7. Read Model Database is updated by event consumers to reflect current state.
8. Snapshot Store periodically saves snapshots of state to optimize rebuilding.
9. When rebuilding state, system loads latest snapshot and replays subsequent events.
Database Schema
Entities: - Event: {event_id (PK), aggregate_id, event_type, event_data (JSON), timestamp, version} - Snapshot: {snapshot_id (PK), aggregate_id, snapshot_data (JSON), last_event_version, timestamp} - Aggregate: {aggregate_id (PK), current_version, last_snapshot_version} Relationships: - One Aggregate has many Events (1:N) - One Aggregate has many Snapshots (1:N) - Events are immutable and append-only - Snapshots reference the last event version included
Scaling Discussion
Bottlenecks
Event Store write throughput limits at very high event rates.
Event replay latency grows with event history size.
Message broker overload with many subscribers or high event volume.
Read Model DB query performance under heavy load.
Snapshot creation impacting system performance.
Solutions
Partition Event Store by aggregate or topic to increase write throughput.
Use snapshotting to reduce event replay time for rebuilding state.
Scale message broker clusters and use consumer groups for load balancing.
Use read model databases optimized for query patterns and scale horizontally.

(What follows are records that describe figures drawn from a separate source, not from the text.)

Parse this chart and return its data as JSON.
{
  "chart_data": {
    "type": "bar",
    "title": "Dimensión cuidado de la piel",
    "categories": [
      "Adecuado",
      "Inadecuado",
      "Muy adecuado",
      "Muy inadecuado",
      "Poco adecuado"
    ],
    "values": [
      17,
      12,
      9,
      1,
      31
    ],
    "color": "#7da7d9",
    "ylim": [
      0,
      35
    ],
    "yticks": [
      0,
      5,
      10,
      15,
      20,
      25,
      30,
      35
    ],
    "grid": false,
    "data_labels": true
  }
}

Schedule snapshot creation during low traffic periods and use incremental snapshots.
Interview Tips
Time: Spend 10 minutes clarifying requirements and constraints, 15 minutes designing components and data flow, 10 minutes discussing scaling and trade-offs, 10 minutes for questions and summary.
Explain why event sourcing is useful for auditability and state reconstruction.
Describe how events are stored immutably and published asynchronously.
Discuss the role of snapshots to optimize rebuilding state.
Highlight how CQRS separates command and query responsibilities.
Address concurrency and ordering challenges in event processing.
Mention scaling strategies for event store, message broker, and read models.